1. DAG

DAG is drifting in the lower half of June's range and showing imprecise price action with many wicks. This behavior makes specific support and resistance levels serve as guidelines rather than exact targets.

The price is testing possible support near $0.03011, near the midpoint of June's monthly wick. The daily chart also shows a gap and accumulation near this level, under a now-swept daily swing low from June 20th. 

This level could support a bounce, but traders may want to wait and see how strong this level is in the face of traders selling Monday's news.

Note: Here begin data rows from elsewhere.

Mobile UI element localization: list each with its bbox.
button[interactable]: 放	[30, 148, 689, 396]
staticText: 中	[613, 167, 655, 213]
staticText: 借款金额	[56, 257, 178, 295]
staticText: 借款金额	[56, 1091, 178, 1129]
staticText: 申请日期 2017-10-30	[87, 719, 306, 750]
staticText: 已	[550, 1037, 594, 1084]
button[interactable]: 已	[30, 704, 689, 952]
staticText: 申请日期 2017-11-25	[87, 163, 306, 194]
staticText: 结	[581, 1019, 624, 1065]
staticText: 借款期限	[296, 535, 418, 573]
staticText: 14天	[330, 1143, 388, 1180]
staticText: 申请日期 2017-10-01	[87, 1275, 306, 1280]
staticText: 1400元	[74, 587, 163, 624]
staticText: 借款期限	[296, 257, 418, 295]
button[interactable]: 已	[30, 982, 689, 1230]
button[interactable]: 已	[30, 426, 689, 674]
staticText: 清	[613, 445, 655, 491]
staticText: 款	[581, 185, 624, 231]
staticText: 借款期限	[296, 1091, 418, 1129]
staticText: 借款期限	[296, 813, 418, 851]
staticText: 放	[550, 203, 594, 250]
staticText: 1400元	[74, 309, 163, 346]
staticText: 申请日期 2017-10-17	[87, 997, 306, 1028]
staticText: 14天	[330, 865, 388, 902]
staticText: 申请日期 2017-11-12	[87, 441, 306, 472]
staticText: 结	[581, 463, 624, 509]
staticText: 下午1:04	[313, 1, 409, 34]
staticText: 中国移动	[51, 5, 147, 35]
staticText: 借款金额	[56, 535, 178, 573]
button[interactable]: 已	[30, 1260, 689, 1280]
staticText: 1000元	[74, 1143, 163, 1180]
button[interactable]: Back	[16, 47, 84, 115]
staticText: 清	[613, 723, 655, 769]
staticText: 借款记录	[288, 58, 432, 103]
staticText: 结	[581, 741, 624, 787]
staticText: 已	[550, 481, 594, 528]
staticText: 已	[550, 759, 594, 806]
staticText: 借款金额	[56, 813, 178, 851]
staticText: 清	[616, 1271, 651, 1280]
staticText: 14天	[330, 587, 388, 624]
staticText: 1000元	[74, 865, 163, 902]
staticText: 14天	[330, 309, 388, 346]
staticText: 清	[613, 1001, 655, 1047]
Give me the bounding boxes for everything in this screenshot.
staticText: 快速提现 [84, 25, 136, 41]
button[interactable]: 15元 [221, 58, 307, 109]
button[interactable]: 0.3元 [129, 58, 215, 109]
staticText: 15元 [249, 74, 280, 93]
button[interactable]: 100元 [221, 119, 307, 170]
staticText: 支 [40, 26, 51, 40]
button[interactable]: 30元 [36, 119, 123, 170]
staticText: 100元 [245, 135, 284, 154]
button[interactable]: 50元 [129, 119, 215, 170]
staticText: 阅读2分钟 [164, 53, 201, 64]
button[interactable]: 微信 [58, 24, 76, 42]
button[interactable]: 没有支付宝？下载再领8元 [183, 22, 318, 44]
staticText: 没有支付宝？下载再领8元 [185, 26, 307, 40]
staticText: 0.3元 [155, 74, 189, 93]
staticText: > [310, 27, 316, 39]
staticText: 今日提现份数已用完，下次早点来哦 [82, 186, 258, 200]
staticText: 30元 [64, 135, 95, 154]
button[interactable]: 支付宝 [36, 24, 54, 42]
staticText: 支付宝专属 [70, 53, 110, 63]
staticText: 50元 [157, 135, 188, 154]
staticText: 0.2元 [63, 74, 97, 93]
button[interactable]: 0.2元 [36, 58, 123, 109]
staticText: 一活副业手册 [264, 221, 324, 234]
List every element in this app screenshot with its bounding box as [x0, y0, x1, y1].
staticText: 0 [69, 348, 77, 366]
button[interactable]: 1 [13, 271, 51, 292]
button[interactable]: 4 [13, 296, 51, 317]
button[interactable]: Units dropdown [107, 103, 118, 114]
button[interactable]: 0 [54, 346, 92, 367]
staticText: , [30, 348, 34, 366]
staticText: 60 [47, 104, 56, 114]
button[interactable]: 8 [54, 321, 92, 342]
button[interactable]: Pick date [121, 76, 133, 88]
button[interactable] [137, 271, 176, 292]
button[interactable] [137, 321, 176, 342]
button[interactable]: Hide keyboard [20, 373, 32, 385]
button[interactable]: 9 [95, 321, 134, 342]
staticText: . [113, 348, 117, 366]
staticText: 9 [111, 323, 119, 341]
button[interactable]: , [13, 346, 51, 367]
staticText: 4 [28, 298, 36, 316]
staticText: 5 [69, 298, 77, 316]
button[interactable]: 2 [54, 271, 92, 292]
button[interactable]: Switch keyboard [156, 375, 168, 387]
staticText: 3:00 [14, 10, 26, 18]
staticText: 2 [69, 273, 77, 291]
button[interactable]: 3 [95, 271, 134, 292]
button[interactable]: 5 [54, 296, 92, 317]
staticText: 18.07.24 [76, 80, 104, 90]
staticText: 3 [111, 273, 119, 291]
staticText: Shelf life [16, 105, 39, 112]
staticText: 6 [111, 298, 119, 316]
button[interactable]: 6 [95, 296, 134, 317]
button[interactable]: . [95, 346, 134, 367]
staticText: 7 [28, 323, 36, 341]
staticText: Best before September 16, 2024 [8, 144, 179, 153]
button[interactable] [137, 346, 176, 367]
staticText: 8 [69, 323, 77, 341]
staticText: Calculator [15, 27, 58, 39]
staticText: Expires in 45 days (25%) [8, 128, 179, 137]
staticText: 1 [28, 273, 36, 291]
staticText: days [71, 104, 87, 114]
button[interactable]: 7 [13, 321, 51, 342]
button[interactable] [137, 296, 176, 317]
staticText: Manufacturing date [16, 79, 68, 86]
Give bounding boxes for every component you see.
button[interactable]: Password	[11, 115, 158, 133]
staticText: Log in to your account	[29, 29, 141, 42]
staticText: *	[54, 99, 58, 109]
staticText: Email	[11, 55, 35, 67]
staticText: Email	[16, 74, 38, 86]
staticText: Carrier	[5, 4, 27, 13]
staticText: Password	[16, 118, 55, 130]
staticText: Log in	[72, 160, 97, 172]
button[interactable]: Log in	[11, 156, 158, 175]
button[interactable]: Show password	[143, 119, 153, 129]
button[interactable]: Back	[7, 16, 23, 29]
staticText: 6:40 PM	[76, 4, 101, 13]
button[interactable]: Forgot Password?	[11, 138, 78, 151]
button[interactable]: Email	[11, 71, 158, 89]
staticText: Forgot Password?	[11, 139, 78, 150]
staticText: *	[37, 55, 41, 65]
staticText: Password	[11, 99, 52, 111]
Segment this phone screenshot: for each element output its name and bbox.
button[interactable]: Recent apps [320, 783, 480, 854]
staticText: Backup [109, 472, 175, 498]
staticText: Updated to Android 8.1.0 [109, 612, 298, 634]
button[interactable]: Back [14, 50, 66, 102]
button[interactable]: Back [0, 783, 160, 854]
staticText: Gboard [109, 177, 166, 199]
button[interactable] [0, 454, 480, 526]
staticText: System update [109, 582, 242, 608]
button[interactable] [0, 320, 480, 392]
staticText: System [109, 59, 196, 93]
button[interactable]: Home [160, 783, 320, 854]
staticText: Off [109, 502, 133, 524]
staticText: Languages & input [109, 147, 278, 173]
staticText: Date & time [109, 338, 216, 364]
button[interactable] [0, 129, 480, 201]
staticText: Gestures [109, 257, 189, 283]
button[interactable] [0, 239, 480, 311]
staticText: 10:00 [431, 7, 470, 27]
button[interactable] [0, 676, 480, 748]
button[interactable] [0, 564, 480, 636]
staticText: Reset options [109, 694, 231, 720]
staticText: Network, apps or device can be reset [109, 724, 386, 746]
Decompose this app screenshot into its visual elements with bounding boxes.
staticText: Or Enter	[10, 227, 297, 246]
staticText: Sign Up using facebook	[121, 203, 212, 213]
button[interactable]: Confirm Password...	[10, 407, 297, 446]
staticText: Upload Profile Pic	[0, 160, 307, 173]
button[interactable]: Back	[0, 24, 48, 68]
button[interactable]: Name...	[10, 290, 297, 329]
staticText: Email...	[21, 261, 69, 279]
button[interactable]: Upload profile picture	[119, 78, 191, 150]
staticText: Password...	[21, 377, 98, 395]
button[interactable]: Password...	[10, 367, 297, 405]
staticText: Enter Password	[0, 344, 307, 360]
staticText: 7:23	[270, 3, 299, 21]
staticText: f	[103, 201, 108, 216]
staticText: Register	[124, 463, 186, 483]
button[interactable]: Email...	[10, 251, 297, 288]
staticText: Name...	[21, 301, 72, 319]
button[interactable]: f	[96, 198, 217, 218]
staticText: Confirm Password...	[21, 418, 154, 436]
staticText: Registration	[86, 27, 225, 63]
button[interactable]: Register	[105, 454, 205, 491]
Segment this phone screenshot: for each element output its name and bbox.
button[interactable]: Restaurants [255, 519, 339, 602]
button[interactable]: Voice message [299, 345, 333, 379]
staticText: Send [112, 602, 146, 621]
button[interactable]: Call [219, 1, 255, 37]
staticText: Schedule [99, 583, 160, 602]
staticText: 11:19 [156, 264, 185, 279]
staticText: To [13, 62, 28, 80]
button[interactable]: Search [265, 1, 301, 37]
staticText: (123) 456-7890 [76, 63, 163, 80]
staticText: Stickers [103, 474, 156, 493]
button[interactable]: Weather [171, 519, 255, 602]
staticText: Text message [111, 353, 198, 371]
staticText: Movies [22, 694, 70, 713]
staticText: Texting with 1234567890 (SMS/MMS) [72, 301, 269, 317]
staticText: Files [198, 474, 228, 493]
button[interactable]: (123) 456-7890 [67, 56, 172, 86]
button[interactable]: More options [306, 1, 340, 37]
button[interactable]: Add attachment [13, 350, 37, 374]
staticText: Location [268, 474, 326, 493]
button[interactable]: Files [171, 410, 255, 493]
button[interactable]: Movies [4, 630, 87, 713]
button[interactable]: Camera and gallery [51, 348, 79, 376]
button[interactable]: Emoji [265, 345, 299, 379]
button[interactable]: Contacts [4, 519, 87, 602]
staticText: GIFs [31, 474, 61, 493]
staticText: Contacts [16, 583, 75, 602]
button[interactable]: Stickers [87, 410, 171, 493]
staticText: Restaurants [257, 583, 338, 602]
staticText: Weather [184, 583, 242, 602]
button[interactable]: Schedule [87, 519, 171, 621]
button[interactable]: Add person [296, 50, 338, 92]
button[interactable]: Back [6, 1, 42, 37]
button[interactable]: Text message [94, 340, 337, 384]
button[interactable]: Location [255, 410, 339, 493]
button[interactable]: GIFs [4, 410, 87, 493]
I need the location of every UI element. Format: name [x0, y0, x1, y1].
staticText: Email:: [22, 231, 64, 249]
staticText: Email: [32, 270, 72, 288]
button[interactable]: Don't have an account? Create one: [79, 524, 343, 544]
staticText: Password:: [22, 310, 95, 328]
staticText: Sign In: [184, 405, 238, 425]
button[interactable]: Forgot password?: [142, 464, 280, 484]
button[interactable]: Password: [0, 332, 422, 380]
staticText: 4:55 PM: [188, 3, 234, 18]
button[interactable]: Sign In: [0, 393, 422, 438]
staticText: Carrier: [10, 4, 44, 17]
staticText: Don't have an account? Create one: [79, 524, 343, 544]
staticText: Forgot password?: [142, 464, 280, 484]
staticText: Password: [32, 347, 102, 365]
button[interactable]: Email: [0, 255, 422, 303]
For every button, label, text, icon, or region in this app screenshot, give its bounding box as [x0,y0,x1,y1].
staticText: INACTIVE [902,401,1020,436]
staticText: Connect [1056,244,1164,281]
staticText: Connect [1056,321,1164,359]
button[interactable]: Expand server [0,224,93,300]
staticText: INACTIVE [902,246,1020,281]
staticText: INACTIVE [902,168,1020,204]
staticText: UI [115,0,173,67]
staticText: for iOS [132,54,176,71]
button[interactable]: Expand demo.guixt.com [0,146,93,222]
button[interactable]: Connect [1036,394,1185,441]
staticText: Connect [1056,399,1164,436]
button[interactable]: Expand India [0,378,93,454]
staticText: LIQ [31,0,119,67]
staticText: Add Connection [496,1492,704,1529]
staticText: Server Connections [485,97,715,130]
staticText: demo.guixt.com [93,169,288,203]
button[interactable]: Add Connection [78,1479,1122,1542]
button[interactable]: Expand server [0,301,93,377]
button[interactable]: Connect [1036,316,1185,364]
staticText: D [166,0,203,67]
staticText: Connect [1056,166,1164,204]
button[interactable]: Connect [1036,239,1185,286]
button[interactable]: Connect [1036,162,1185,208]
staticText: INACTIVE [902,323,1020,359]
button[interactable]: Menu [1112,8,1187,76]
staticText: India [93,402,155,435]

If the price drops deeper, bulls might aim to protect their stops under many relatively equal lows around $0.02712. The midpoint of May 29th's weekly wick and daily accumulation near $0.02891 could act as support. Still, bulls should be cautious near this level.

Price is repeatedly testing resistance near $0.03294, where distribution took place on the daily chart. This level has confluence with the 9 and 18 EMAs.

A break through this level may sweep bears' stops above the $0.03362 daily swing high and reach up to $0.03505, near the July monthly open. Bears rejected bulls near this level on the monthly chart in June. It's also near the midpoint of distribution during the week of June 19th, the center of July 4th's long upper wick, and June 27th's daily distribution.

  1. KAVA

KAVA is consolidating in a tight range near the middle of a more extensive range ahead of Wednesday's news release. This news could unleash volatility that breaks out in either direction, with price action showing no strong hints as to whether bears or bulls will take control.

The price is consolidating on support near $0.941, where accumulation occurred on the daily chart on June 22nd. Bears rejected bulls near this level on the monthly chart during January.

Above, the unfilled part of a daily gap from June 27th spans from $0.988 to $1.000. If bulls sweep bears' stops over relatively equal highs at the bottom of this gap, this gap might offer resistance.

However, relatively equal lows exist under the current consolidation range. If bears push the price below these lows to sweep bulls' stops, bulls may find support in a weekly gap from $0.881 to $0.827. Inside this weekly gap, June 20th's daily gap from $0.863 to $0.829 could offer more sensitivity.

Approximately the same distance away, but to the upside, a small daily gap and distribution from June 25th to 26th might offer resistance if the closer resistance near $1.000 breaks. This level has confluences with the June monthly open and May's monthly bearish rejection of bulls.

  1. EGLD

EGLD is drifting lower - but has formed a triple sweep on lows during the last year. This formation could hint at a longer-term bullish reversal, although this reversal could take months to play out.

The price bounced to fill early June's inefficient trading after sweeping bulls' stops under the $32.31 low. If late June's uptrend continues, the price has higher odds of finding support near June 28th's daily accumulation near $34.10. 

It's reasonable for the price to dip lower to sweep the stops of bulls that bought in anticipation of next Sunday's Mainnet launch. Many of these bulls might have placed their stops under June 28th's daily swing low near $32.00. 

Under this low, June 19th's weekly gap may offer support. The price might fall slightly under this gap to June 12th's weekly wick midpoint, which also marks the low of June 21st's daily gap.

Resistance begins just above the July monthly open, near $34.98. Bears rejected bulls on the weekly chart at this level during the week of June 26th. It's also the lower half of July 3rd's candle body, which marks higher-probability resistance in daily distribution.

If bulls break this resistance, bears' stops above the $36.33 and $36.80 daily and weekly swing highs offer a tempting target. Above these highs, June 5th's daily gap from $37.65 to $37.20 could create a pause or bearish turning point in the potential move.